{
description = "Example of a large flake input being problematic";
inputs = {
qwen = {
url = "https://huggingface.co/unsloth/Qwen3.6-35B-A3B-GGUF/resolve/main/Qwen3.6-35B-A3B-UD-Q2_K_XL.gguf?download=true";
flake = false;
};
};
outputs = { ... }: { };
}
When I run nix flake update in that directory, it downloads the flake input.
But once the download completes it stops at the 100% mark and my system’s memory usage starts going up. It will continue to rise until either I kill -9 the Nix process (ctrl+c does not work) or my system runs out of memory and locks up.
I wanted to put these models into the Nix store for easier clean up and better caching.
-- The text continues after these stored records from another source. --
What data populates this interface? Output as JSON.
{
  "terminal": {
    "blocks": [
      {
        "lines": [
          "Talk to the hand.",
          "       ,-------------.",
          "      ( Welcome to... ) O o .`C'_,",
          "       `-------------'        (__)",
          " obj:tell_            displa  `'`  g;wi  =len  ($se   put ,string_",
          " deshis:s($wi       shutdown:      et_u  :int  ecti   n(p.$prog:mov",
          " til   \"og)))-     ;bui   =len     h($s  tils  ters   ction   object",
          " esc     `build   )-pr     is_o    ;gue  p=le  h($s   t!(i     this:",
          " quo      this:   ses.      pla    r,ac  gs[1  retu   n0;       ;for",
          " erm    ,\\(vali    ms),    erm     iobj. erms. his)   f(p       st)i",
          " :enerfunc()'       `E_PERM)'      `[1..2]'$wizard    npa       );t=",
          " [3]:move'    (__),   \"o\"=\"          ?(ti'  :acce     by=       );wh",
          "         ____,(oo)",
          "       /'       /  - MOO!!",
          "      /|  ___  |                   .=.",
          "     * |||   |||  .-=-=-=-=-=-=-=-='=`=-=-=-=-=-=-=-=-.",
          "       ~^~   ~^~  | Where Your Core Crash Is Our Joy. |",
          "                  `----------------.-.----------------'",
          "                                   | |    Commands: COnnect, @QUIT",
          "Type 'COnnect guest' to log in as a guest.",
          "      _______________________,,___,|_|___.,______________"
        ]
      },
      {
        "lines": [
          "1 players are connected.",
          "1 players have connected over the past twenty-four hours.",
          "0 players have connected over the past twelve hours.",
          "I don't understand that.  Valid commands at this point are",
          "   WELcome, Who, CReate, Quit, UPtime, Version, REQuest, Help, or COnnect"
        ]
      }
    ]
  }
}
Is that an irresponsible way to use flake inputs?
Yes. flake = false; is a code smell.
Use npins or nix-prefetch-url or so on if you want it in the nix store.
If you don’t need it in the store, you can just use curl.
This one’s about 12Gb. They can get several times bigger. The reasons I’d like to have it in the nix store is so that I can share it between users and share it with other hosts without having to pull it from upstream again.
I think npins is the way to go but I’ll need some time to try. I like that it shouldn’t try to update this “input” every time I run nix flake update.
Does this have to be managed using npins/flake inputs? It seems like a static artifact that you won’t be changing often - you could just get away with using the standard nix fetch* functions and writing a derivation for this. That’s the usual way to deal with things like this.
I tried the flake extract provided and nix briefly consumed 30GB of RAM before dropping down to 22 GB of RAM. I’m not sure if there’s an issue here with having two copies of the input.
Yep, pretty much. except instead of main have a commit hash so if it changes in a new commit it will keep using the same version. You don’t even need a qwen3.6.nix, you can just put that in flake.nix or really anywhere else.
Took awhile for me to get time to try it but it worked.
I should note that it’s critical to use pkgs.fetchurl because builtins.fetchurl suffers the same memory usage problem as a large flake input.
I… wonder if that should be reported as a bug (or if it already has been)
That’s “intended” and not a bug; the builtin fetchers aren’t builders and don’t create derivations, while the pkgs.fetch* alternatives do.
This has a bunch of implications on when to use which, notably builtins.fetch* doesn’t cause IFD, but as you sawpkgs.fetch* has other advantages.
As a rule of thumb, use pkgs.fetch* whenever you’re building software from a source, or something similar, and builtins.fetch* if you’re trying to depend on someone else’s nix code (but ideally, use npins or flakes instead in that scenario).
flake inputs use the same code as builtins.fetch* behind the scenes, by the way, so yes, they behave the same way. npins actually literally use the same function calls.
If there is a bug here, it’s lack of documentation of this distinction. But that’s because neither the nix nor nixpkgs manuals are really the right place for it, and we simply don’t have good, fully integrated docs.